When told they had been "denied parole," however, the prisoners returned docilely to their cells. Zimbardo points out that had these individuals been thinking like the college students they were, instead of the prisoners they were playing, they simply would have quit.

Many of the guards became tyrants, arbitrarily using their power and enjoying the control they had over others. Other guards were not as brutal, but they never intervened on behalf of the prisoners and never told the other guards to "ease off."

What Zimbardo so poignantly discovered was that individual behavior is largely controlled by social forces. The prison situation itself turned nice, ordinary college students into either vicious or cowering animals.

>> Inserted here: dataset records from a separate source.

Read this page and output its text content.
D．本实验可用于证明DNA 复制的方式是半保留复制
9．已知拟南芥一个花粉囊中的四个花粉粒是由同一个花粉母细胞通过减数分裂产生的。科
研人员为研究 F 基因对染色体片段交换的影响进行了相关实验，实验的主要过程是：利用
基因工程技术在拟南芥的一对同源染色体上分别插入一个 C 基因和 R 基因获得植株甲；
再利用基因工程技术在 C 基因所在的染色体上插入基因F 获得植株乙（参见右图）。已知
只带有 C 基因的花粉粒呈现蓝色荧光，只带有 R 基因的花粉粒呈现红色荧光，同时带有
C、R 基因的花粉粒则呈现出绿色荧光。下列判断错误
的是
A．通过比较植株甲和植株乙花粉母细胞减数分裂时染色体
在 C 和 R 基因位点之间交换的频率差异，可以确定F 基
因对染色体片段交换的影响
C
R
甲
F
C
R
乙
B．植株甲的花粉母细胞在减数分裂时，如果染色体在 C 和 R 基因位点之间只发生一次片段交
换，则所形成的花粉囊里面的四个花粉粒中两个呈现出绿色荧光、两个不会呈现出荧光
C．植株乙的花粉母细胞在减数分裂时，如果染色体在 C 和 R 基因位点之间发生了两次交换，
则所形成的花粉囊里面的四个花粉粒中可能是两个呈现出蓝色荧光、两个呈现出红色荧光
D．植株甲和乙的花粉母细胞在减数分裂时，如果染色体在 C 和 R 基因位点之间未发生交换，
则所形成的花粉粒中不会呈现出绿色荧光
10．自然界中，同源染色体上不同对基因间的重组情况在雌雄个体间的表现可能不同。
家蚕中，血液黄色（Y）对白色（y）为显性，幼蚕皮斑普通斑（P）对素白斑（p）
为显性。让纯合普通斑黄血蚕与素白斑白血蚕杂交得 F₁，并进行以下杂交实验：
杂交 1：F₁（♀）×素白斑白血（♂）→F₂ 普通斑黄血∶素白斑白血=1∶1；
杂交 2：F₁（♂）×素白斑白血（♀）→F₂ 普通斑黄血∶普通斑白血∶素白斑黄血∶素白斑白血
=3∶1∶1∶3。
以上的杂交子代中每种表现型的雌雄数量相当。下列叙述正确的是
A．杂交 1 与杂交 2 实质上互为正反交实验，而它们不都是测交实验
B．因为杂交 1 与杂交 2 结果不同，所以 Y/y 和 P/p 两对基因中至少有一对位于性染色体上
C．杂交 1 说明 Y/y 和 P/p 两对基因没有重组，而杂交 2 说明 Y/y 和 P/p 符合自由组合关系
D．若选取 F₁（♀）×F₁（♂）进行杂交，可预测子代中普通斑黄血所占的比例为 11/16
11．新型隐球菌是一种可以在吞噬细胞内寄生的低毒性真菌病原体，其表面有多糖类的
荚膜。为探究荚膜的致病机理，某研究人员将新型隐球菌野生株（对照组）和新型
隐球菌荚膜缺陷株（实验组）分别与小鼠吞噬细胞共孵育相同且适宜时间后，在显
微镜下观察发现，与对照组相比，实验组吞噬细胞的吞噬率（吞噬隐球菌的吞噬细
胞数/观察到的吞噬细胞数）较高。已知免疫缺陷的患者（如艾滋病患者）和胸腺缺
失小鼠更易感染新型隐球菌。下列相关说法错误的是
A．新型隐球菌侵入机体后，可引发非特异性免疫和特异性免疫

In addition, Zimbardo's aborted study illustrated that, given the proper environmental circumstances, individuals can create the very social forces that come to shape their behavior. As the experimenter, he merely provided the physical structure of the "prison" and a few general rules. It was the subjects themselves who created the reality of their roles and therefore defined the power that the prison structure exerted over them.

1 Zimbardo, P. 1971. "The pathology of imprisonment." Society, 9, 4-8. p. 4.

2 Zimbardo, P. 1971. "The pathology of imprisonment." Society, 9, 4-8. p. 4.